Yesterday, I wrote about Mina Aoe's(青江三奈)"Ginza Blue Night"(銀座ブルー・ナイト), a bluesy Mood Kayo about love and loneliness in one major area in Tokyo. It seems that we have something similar in theme with "Tokyo Sickness" but of course, the arrangement is all different...and done by Etsuko Yamakawa(山川恵津子), someone that I will always be interested in for her ways of creating and weaving melodies. This time, she took care of Ken Sato's(佐藤健)melody with Masami Tozawa's(戸沢暢美)lyrics.

As I said, melodically speaking, "Tokyo Sickness" is worlds apart from the 1974 "Ginza Blue Night". It's perky and it seems to have a mix of styles going on in there. Commenters for the video have indicated that it is a City Pop-themed aidoru song although I'm not sure whether Yamakawa, who did have her time with Tohoku Shinkansen, meant it to be City Pop. I'm not sure totally myself although I hear hints here and there with the bass and one particular ghostly keyboard. There is that aidoru perkiness although it's a bit more subdued; at the same time, there also seems to be that Tiki bar-friendly Resort Pop vibe. It's definitely got my attention for that reason. Yoshimoto's delivery even has that slight sultriness which reminds me of NOKKO from Rebecca(レベッカ).

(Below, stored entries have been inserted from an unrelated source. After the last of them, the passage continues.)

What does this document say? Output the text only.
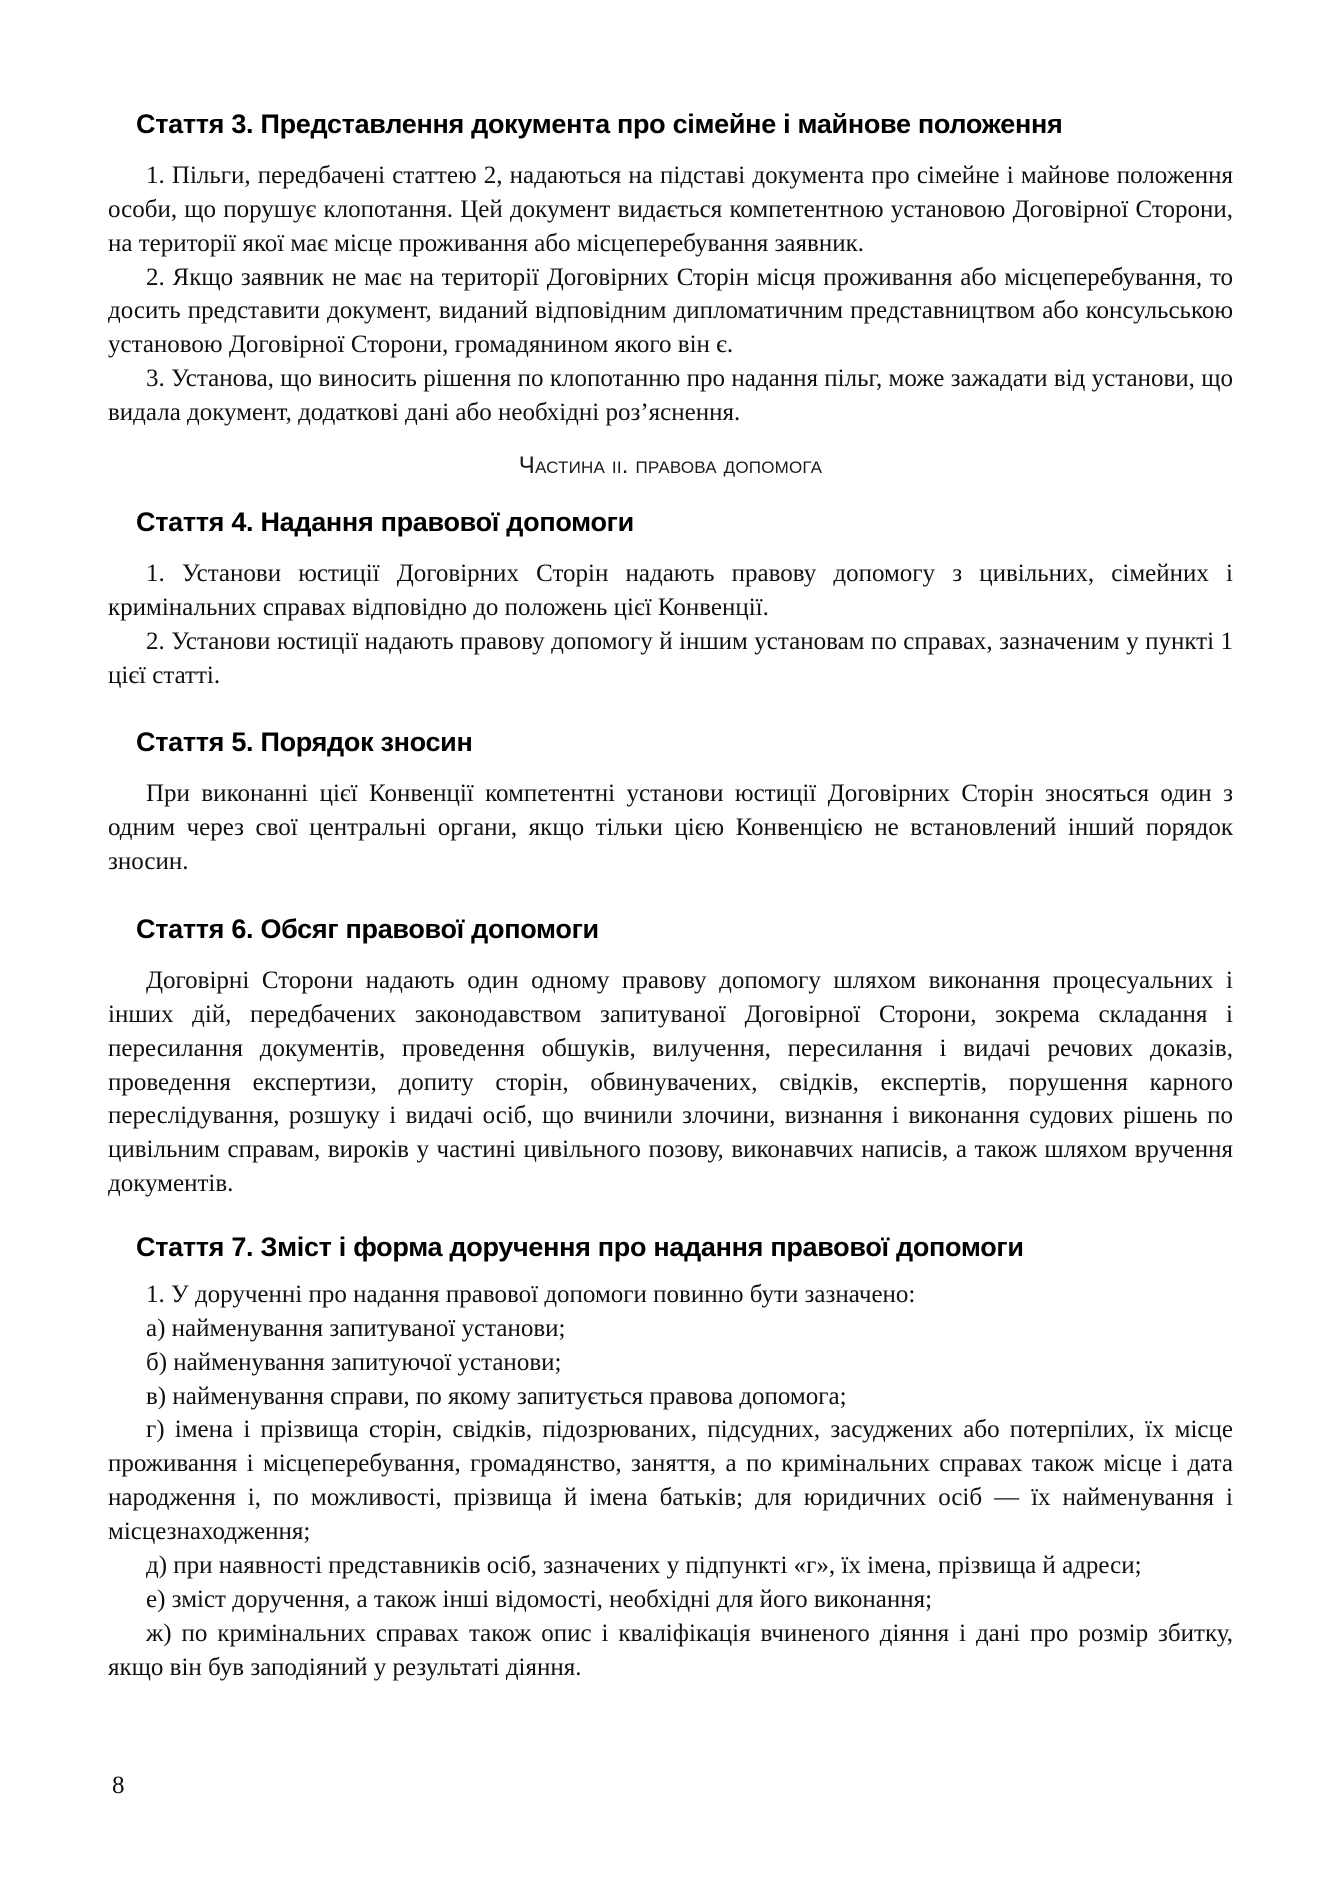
Стаття 3. Представлення документа про сімейне і майнове положення

1. Пільги, передбачені статтею 2, надаються на підставі документа про сімейне і майнове положення особи, що порушує клопотання. Цей документ видається компетентною установою Договірної Сторони, на території якої має місце проживання або місцеперебування заявник.

2. Якщо заявник не має на території Договірних Сторін місця проживання або місцеперебування, то досить представити документ, виданий відповідним дипломатичним представництвом або консульською установою Договірної Сторони, громадянином якого він є.

3. Установа, що виносить рішення по клопотанню про надання пільг, може зажадати від установи, що видала документ, додаткові дані або необхідні роз’яснення.

Частина ii. правова допомога
Стаття 4. Надання правової допомоги

1. Установи юстиції Договірних Сторін надають правову допомогу з цивільних, сімейних і кримінальних справах відповідно до положень цієї Конвенції.

2. Установи юстиції надають правову допомогу й іншим установам по справах, зазначеним у пункті 1 цієї статті.

Стаття 5. Порядок зносин

При виконанні цієї Конвенції компетентні установи юстиції Договірних Сторін зносяться один з одним через свої центральні органи, якщо тільки цією Конвенцією не встановлений інший порядок зносин.

Стаття 6. Обсяг правової допомоги

Договірні Сторони надають один одному правову допомогу шляхом виконання процесуальних і інших дій, передбачених законодавством запитуваної Договірної Сторони, зокрема складання і пересилання документів, проведення обшуків, вилучення, пересилання і видачі речових доказів, проведення експертизи, допиту сторін, обвинувачених, свідків, експертів, порушення карного переслідування, розшуку і видачі осіб, що вчинили злочини, визнання і виконання судових рішень по цивільним справам, вироків у частині цивільного позову, виконавчих написів, а також шляхом вручення документів.

Стаття 7. Зміст і форма доручення про надання правової допомоги

1. У дорученні про надання правової допомоги повинно бути зазначено:

а) найменування запитуваної установи;

б) найменування запитуючої установи;

в) найменування справи, по якому запитується правова допомога;

г) імена і прізвища сторін, свідків, підозрюваних, підсудних, засуджених або потерпілих, їх місце проживання і місцеперебування, громадянство, заняття, а по кримінальних справах також місце і дата народження і, по можливості, прізвища й імена батьків; для юридичних осіб — їх найменування і місцезнаходження;

д) при наявності представників осіб, зазначених у підпункті «г», їх імена, прізвища й адреси;

е) зміст доручення, а також інші відомості, необхідні для його виконання;

ж) по кримінальних справах також опис і кваліфікація вчиненого діяння і дані про розмір збитку, якщо він був заподіяний у результаті діяння.

8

Underneath Sato's melody, Tozawa's lyrics describe a young woman's Tokyo sickness as something afflicting her as a general malaise against another round of heartbreak in the cold megalopolis. She's become coldly immune to the romantic roundabouts in the various dance clubs and hangouts but doesn't show any hints of sadness. However, she can't quite get out of Tokyo or get Tokyo out of her system. In a way, the whole story behind "Tokyo Sickness" reminds me of Mariya Takeuchi's(竹内まりや)"Plastic Love" from a few years earlier.